Al momento de escribir estas líneas, los economistas de Asia y Europa y los directores de la Reserva Monetaria Federal de los Estados Unidos expresan profundas preocupaciones por el futuro económico de este país y las reacciones de otros mercados afectados por las conexiones globales de la economía. El congreso norteamericano se prepara para aprobar medidas de emergencia para prevenir o aminorar el impacto de la crisis. Ya sea que venga una inflación o una recesión, millones de personas podrían verse afectadas por el desempleo, aumentos de precios y hasta carencia de productos o servicios vitales.
En momentos como estos es razonable ser mesurados, evitar las deudas y organizar nuestras finanzas. Pero los creyentes tenemos un recurso adicional; es indudable que confiar en Dios puede brindarnos una medida de tranquilidad de gran utilidad ante la crisis.
¿Qué ha hecho Dios para despertar en nosotros esta confianza?
Dios nos ha declarado su amor por medio de Jesucristo. El versículo más conocido de las Escrituras nos dice: “Porque de tal manera amó Dios al mundo, que ha dado a su Hijo unigénito, para que todo aquel que en él cree, no se pierda, mas tenga vida eterna” (S. Juan 3:16).
Dios cumple sus promesas. El libro de Hebreos nos dice: “Mantengamos firme, sin fluctuar, la profesión de nuestra esperanza, porque fiel es el que prometió” (Hebreos 10:23). El mensaje central de la Biblia es que nuestra suerte está en las manos de un Dios que vino a “buscar y a salvar lo que se había perdido” (S. Lucas 19:10).
Nuestra confianza no depende de nosotros. A pesar de nuestras imperfecciones y errores de menor o mayor gravedad, podemos profesar esperanza y seguridad espiritual, porque fiel es el que prometió. Podemos conocer el amor maravilloso de Cristo. Nuestra fe no se basa en nuestras propias obras ni se origina en nuestra mente o corazón.
El conferencista Mark Finley utiliza una ilustración de su niñez para explicar la actitud de Dios hacia nosotros. Era una tarde calurosa en Norwich, Connecticut, y un grupo de niños comenzaron a jugar béisbol en el patio trasero de la casa de uno de ellos. Todo fue muy bien hasta la tercera entrada. A Mark le tocaba batear. Lanzaron la bola. Mark hizo girar el bate con todas sus fuerzas. La pelota pasó por encima del jardín central. Se iba, se iba y se fue... Por encima de la cerca, fuera del alcance de la vista de los niños y de lleno contra una ventana de cristal.

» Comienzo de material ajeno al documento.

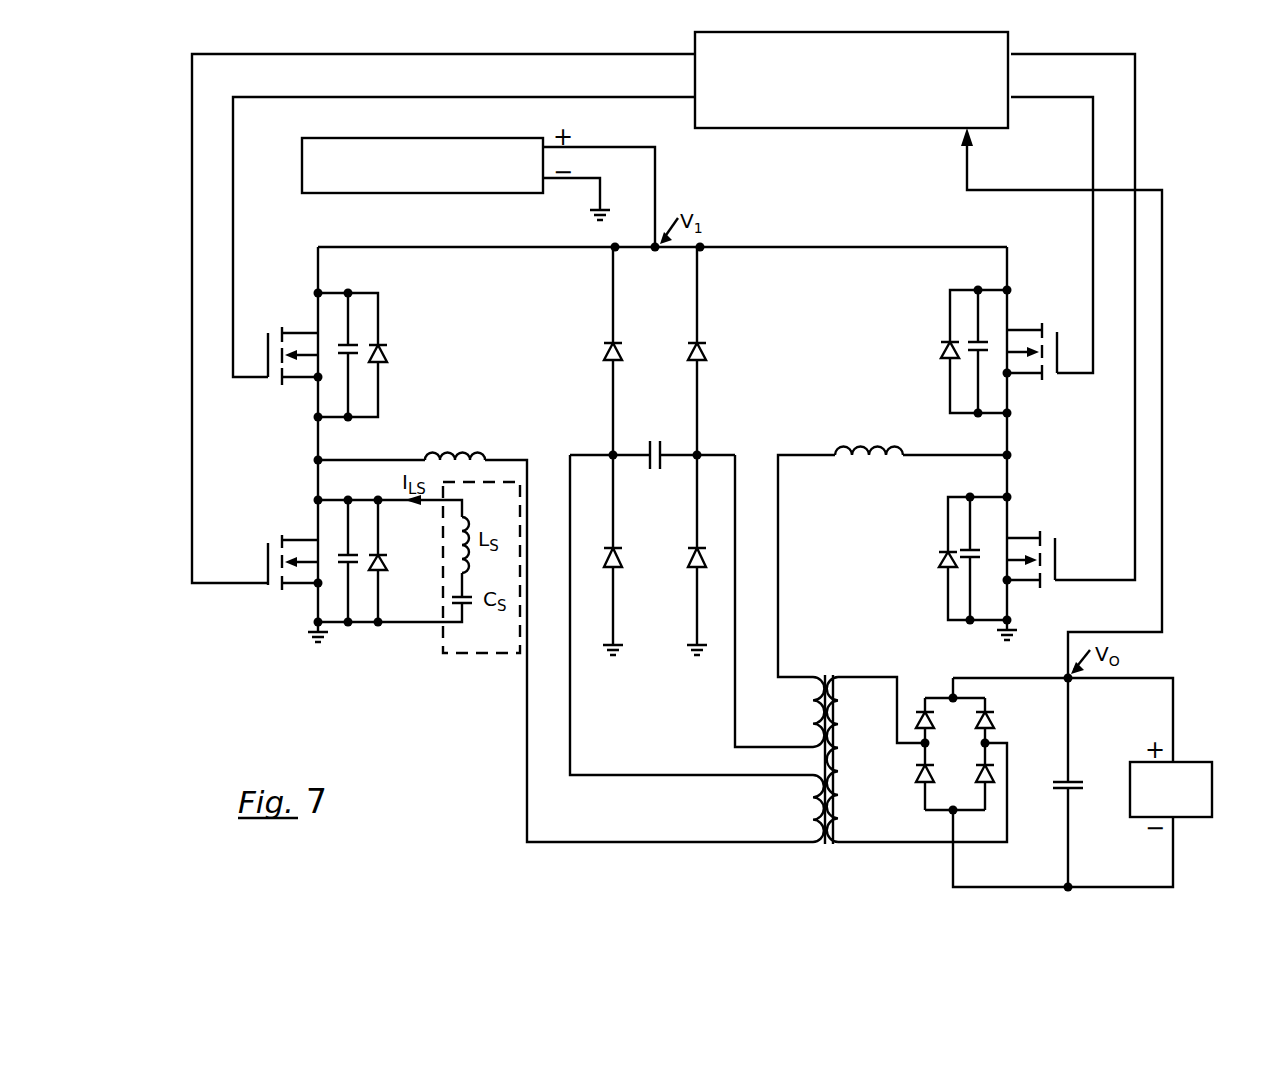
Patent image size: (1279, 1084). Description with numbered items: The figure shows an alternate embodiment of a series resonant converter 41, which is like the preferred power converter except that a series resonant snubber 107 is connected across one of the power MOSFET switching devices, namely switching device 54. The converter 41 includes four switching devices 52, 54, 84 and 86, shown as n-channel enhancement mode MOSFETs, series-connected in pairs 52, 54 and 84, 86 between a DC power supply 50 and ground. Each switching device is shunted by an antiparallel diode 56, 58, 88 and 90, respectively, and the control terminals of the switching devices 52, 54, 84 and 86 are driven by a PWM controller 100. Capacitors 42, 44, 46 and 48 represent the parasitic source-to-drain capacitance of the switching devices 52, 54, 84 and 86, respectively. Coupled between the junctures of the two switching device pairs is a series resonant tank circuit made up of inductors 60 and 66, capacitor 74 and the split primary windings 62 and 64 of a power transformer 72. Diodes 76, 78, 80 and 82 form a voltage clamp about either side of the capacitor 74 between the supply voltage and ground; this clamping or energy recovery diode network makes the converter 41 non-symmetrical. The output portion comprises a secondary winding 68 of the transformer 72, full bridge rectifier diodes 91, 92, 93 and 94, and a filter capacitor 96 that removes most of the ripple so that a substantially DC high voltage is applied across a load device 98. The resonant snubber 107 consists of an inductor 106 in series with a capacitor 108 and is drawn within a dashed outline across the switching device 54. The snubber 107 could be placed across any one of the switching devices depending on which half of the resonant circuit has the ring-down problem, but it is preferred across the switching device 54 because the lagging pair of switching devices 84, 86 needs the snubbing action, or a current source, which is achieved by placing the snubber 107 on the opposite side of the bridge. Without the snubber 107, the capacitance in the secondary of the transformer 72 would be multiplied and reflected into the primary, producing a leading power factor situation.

The series resonant converter 41 is at (1204, 142).
The capacitor 42 is at (353, 345).
The capacitor 44 is at (353, 550).
The capacitor 46 is at (980, 342).
The capacitor 48 is at (978, 546).
The DC power supply 50 is at (385, 137).
The switching device 52 is at (300, 326).
The switching device 54 is at (300, 531).
The antiparallel diode 56 is at (384, 347).
The antiparallel diode 58 is at (385, 554).
The inductor 60 is at (450, 456).
The split primary winding 62 is at (811, 810).
The split primary winding 64 is at (810, 713).
The inductor 66 is at (865, 453).
The secondary winding 68 is at (845, 713).
The power transformer 72 is at (828, 850).
The capacitor 74 is at (652, 437).
The diode 76 is at (604, 348).
The diode 78 is at (620, 553).
The diode 80 is at (707, 343).
The diode 82 is at (690, 560).
The switching device 84 is at (1027, 377).
The switching device 86 is at (1027, 588).
The antiparallel diode 88 is at (941, 350).
The antiparallel diode 90 is at (940, 556).
The rectifier diode 91 is at (916, 717).
The rectifier diode 92 is at (917, 768).
The rectifier diode 93 is at (993, 715).
The rectifier diode 94 is at (977, 768).
The filter capacitor 96 is at (1050, 785).
The load device 98 is at (1126, 778).
The PWM controller 100 is at (850, 130).
The inductor 106 is at (474, 526).
The series resonant snubber 107 is at (485, 656).
The capacitor 108 is at (468, 607).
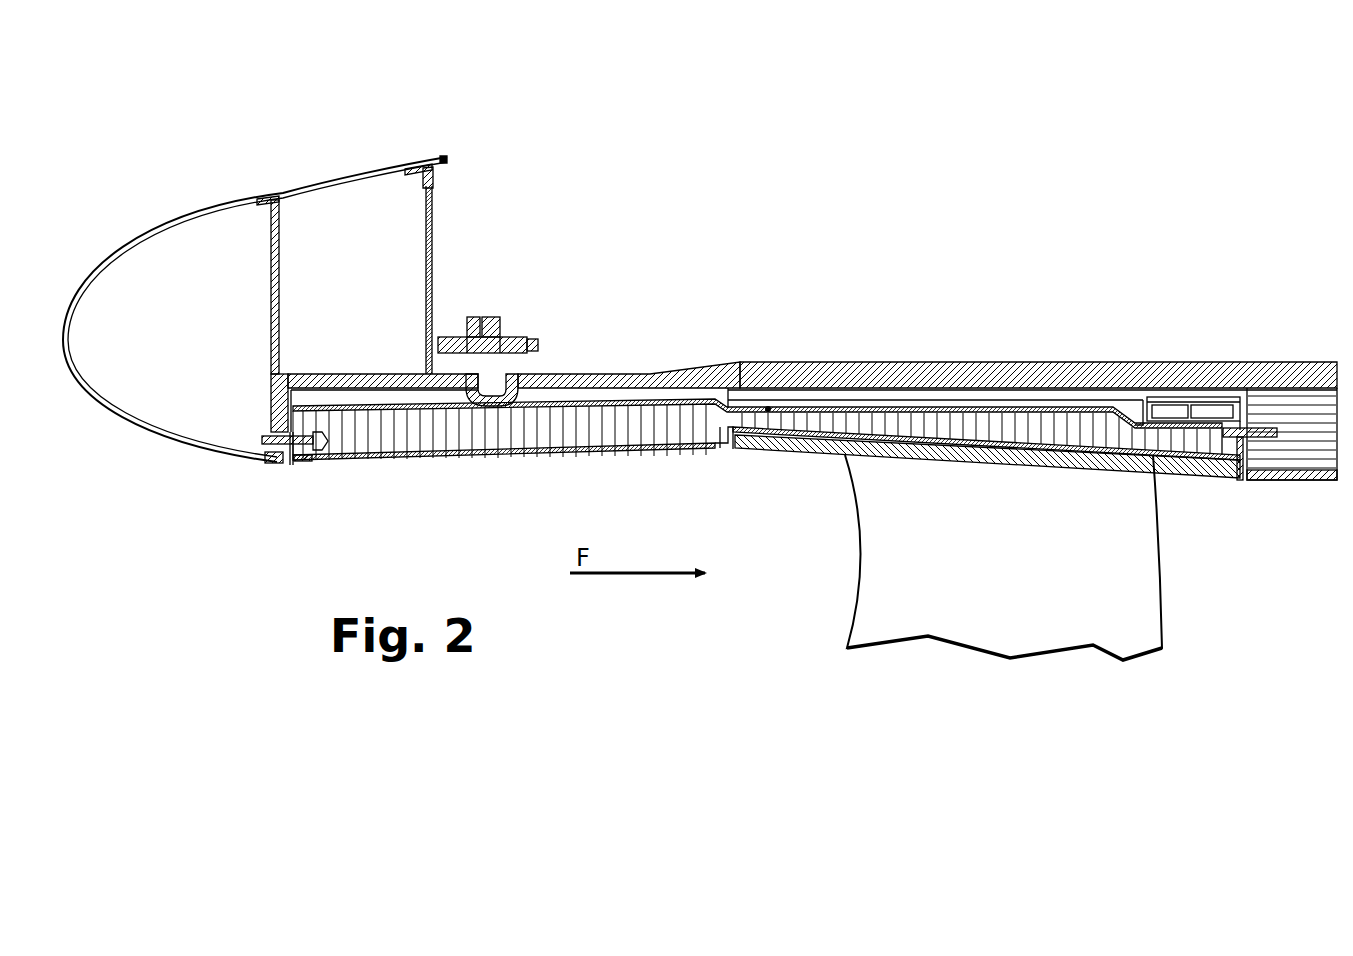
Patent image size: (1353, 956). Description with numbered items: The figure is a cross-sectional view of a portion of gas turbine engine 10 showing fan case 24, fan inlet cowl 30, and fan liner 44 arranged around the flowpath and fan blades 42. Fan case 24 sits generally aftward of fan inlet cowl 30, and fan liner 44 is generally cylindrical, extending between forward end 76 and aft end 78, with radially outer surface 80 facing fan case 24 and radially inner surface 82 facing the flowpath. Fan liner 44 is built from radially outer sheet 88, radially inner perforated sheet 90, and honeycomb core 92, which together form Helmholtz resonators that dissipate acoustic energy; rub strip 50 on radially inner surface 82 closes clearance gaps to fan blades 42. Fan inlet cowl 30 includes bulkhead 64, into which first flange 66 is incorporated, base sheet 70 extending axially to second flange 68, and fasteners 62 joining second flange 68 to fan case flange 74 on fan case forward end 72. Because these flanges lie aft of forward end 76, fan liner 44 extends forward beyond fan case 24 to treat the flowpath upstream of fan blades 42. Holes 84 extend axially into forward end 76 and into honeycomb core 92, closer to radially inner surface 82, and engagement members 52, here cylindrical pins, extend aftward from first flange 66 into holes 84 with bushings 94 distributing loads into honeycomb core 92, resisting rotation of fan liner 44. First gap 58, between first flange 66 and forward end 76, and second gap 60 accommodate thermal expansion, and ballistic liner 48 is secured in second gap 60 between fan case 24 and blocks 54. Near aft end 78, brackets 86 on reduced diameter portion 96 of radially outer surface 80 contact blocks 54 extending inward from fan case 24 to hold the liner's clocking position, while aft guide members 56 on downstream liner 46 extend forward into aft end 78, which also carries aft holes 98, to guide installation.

The gas turbine engine 10 is at (232, 145).
The fan case 24 is at (842, 361).
The fan inlet cowl 30 is at (238, 481).
The fan blades 42 is at (895, 549).
The fan liner 44 is at (560, 461).
The downstream liner 46 is at (1308, 457).
The ballistic liner 48 is at (907, 393).
The rub strip 50 is at (807, 446).
The engagement members 52 is at (268, 436).
The blocks 54 is at (1196, 398).
The aft guide members 56 is at (1276, 430).
The first gap 58 is at (275, 426).
The second gap 60 is at (596, 386).
The fasteners 62 is at (537, 338).
The bulkhead 64 is at (274, 278).
The first flange 66 is at (270, 467).
The second flange 68 is at (470, 317).
The base sheet 70 is at (336, 372).
The fan case forward end 72 is at (540, 370).
The fan case flange 74 is at (488, 317).
The forward end 76 is at (292, 466).
The aft end 78 is at (1238, 465).
The radially outer surface 80 is at (635, 398).
The radially inner surface 82 is at (667, 448).
The holes 84 is at (330, 463).
The brackets 86 is at (1173, 412).
The radially outer sheet 88 is at (768, 405).
The radially inner perforated sheet 90 is at (714, 441).
The honeycomb core 92 is at (645, 430).
The bushings 94 is at (304, 466).
The reduced diameter portion 96 is at (1140, 414).
The aft holes 98 is at (1232, 434).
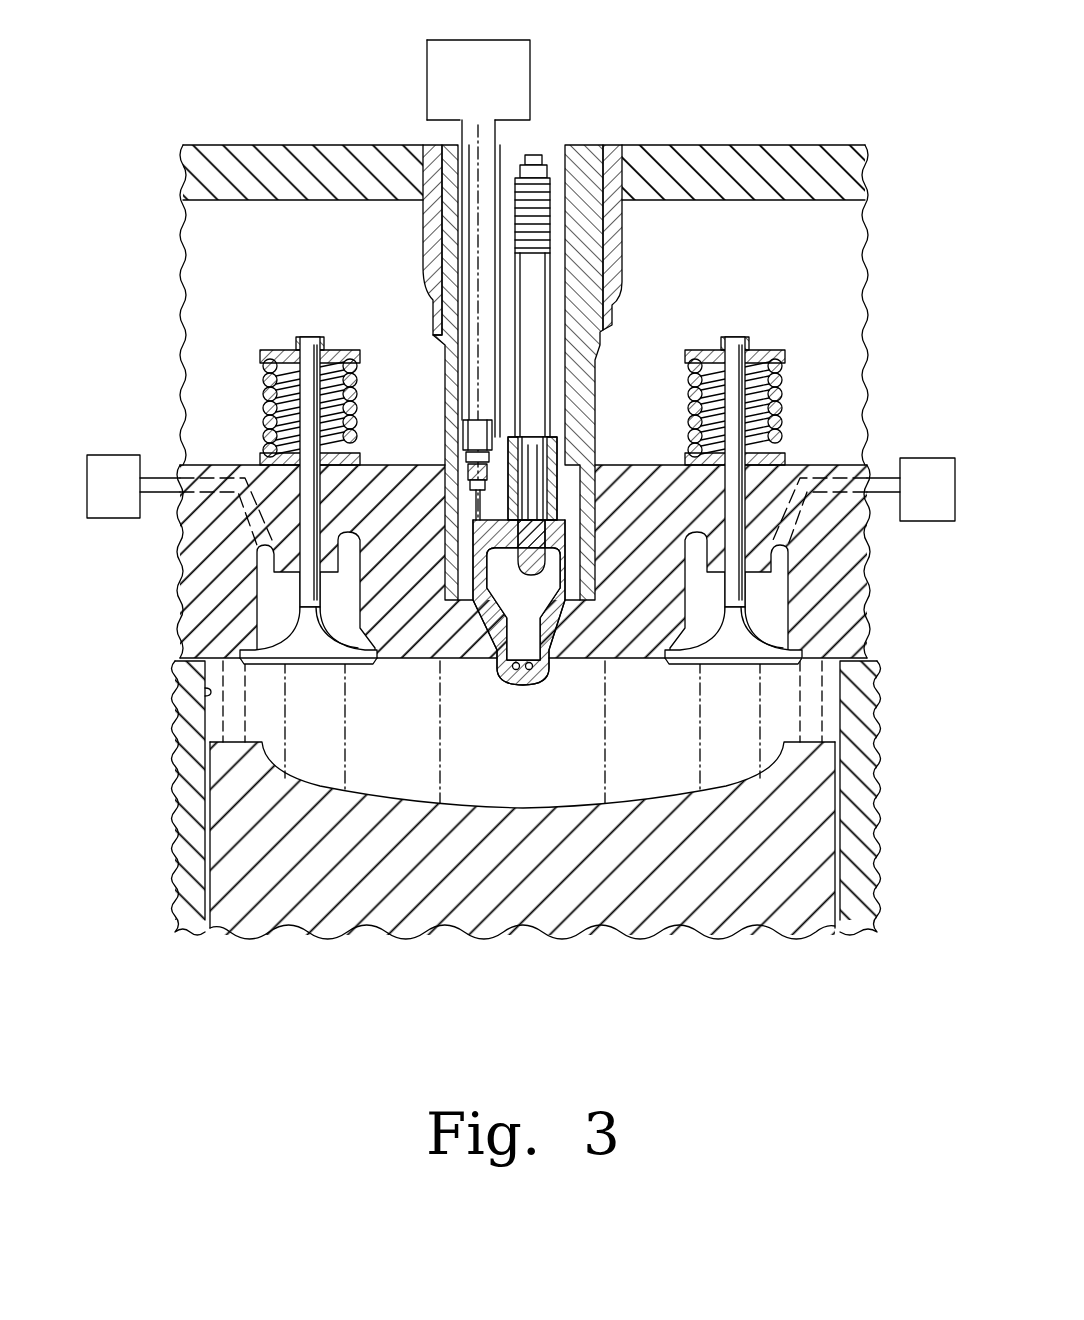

Mark tuvo mucho miedo. Comenzó a correr, no alrededor de las bases, sino hacia su casa. Quería darle la noticia a su papá antes de que la vecina le informara por teléfono.
El papá escuchó atentamente a Mark y sólo le dijo: “Entremos al auto”. Se dirigieron a la casa de la vecina y el papá le pidió a Mark que explicara lo sucedido. Luego Mark quedó asombrado por lo que pasó. El papá habló con una voz suave y calmada: “Sra. Gerhard, soy el padre de Mark. Yo acepto la responsabilidad total por lo que ocurrió. Él es culpable. Rompió su ventana. Pero no se preocupe, yo recogeré los pedazos de vidrio roto y repararé la ventana inmediatamente”.
Eso es lo que sucede con nuestro Padre celestial cuando aceptamos nuestra dependencia de él. Dios anuncia frente a todo el universo: “Este es mi hijo. Esta es mi hija. Yo acepto la responsabilidad por lo que han hecho. Yo los he perdonado. Repararé los pedazos rotos de su vida para que puedan ser una ventana a través de la cual el mundo pueda ver las maravillas de mi gracia”.*
Jesús está en el Santuario celestial para obrar nuestra salvación ganada en la cruz (ver el artículo de las páginas 8 al 10). Desde allí envía su poder divino a sus hijos, desde allí escucha todas nuestras oraciones. Todo lo que hace en el cielo es a nuestro favor. Desea defendernos y abrazarnos e infundirnos la confianza que necesitamos para vivir una vida feliz y significativa en cualquier circunstancia. A nosotros nos toca decidir si vamos a aceptarlo como nuestro Salvador y nuestra mayor fuente de esperanza ante la incertidumbre.